EDIT: just realized, this bug report is entirely different from my issue, perhaps it deserves its own bug report...
sorry for any confusion caused by this
Comment by Adam Beavan (ajbeavan) - Tuesday, 04 October 2022, 05:57 GMT
Have been running for a few days on the latest kernel 5.19.12 with the changed parameters for the vfio-pci driver as mentioned by Luis Bocanegra and I have had no system freezing so far, everything seems to be running fine.
Comment by michael buckley (mokchira) - Friday, 28 October 2022, 17:06 GMT
Just gave the system update another shot last night and still hit this issue. Went from 5.18.9.arch1-1 to 6.0.2.arch1-1 and hit the hang on boot again.

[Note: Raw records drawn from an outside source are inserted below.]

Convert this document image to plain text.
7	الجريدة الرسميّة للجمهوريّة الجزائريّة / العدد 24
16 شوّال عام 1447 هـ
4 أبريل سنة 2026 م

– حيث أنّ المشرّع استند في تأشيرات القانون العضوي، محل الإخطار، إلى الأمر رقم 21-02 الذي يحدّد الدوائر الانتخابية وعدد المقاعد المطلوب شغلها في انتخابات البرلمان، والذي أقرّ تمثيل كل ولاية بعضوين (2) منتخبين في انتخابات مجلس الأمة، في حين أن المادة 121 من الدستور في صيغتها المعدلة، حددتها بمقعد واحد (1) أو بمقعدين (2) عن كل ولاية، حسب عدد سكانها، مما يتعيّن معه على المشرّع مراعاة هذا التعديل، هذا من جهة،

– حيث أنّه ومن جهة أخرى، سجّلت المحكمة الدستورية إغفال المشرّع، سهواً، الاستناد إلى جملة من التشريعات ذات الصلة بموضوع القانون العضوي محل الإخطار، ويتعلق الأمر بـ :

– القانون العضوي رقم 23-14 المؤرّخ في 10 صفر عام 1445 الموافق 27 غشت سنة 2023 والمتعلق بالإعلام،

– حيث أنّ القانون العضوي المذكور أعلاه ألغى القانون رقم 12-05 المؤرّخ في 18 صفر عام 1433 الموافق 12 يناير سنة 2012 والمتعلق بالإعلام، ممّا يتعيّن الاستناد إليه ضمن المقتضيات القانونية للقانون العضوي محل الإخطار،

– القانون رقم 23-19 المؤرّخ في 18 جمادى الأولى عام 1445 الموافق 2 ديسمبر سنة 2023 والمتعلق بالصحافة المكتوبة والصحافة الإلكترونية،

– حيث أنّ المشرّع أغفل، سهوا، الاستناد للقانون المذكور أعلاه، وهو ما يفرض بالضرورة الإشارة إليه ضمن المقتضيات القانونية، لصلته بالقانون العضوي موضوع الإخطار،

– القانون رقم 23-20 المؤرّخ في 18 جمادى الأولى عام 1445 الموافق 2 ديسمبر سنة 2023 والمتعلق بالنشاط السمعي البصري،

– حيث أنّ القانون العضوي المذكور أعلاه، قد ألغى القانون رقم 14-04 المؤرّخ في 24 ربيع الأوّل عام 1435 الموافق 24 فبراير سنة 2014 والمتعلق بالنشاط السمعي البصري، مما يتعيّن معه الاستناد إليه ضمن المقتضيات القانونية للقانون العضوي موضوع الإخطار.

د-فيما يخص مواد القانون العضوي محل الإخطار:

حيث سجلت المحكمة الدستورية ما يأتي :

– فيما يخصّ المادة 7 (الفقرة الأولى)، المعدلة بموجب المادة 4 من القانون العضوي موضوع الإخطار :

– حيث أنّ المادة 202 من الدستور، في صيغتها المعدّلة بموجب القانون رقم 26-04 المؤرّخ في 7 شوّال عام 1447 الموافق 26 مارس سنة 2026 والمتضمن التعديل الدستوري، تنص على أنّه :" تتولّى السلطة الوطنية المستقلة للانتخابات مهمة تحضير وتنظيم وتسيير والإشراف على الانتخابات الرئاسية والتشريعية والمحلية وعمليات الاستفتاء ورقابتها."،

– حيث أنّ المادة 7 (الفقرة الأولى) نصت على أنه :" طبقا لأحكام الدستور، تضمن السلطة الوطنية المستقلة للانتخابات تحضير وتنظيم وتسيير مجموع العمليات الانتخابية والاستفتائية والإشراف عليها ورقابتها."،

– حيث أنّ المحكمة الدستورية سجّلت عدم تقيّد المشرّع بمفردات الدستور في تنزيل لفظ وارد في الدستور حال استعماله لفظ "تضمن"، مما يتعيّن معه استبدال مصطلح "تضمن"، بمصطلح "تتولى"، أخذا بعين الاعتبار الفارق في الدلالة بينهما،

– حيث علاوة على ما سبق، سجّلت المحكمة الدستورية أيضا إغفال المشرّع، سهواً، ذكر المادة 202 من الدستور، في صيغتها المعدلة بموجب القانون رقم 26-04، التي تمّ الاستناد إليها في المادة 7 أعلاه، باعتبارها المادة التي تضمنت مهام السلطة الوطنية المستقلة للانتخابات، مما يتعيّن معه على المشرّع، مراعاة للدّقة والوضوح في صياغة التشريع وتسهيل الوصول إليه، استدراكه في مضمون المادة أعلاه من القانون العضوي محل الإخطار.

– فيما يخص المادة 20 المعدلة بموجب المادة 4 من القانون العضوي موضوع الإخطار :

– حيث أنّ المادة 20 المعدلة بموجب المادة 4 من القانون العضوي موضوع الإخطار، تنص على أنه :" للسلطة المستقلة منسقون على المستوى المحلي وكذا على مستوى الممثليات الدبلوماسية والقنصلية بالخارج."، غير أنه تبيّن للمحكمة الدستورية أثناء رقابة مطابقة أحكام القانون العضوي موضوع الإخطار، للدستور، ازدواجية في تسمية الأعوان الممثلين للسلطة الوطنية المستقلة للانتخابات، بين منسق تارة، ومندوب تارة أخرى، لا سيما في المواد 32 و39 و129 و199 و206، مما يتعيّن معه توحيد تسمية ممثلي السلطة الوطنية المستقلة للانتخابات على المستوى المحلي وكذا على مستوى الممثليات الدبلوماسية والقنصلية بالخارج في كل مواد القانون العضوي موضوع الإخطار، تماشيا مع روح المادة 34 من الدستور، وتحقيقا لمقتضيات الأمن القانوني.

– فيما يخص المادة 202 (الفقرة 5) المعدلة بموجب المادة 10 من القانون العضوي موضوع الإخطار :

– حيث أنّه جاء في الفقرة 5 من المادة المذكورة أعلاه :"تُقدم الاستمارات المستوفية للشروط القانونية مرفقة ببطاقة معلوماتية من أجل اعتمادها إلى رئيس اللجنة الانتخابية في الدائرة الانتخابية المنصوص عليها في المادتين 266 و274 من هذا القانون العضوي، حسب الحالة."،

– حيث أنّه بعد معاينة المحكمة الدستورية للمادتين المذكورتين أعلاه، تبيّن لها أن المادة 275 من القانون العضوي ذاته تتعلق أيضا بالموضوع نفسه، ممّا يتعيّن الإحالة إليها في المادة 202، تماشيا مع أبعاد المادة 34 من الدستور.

I tried adding vfio-pci.disable_idle_d3=1 as a kernel parameter in grub, but this did not solve the issue for me.
I DO happen to be on a laptop that has both Intel and Nvidia GPUs, same as Adam, so was hoping his fix would work for me. Did I enter that kernel parameter correctly, or do I need to configure that somewhere else?
Comment by Toolybird (Toolybird) - Monday, 28 November 2022, 22:24 GMT
Ok, pretty sure all the main problems here are resolved with latest kernels. If any issues remain, please open new ticket with *exact* details of hardware config, VFIO setup, etc.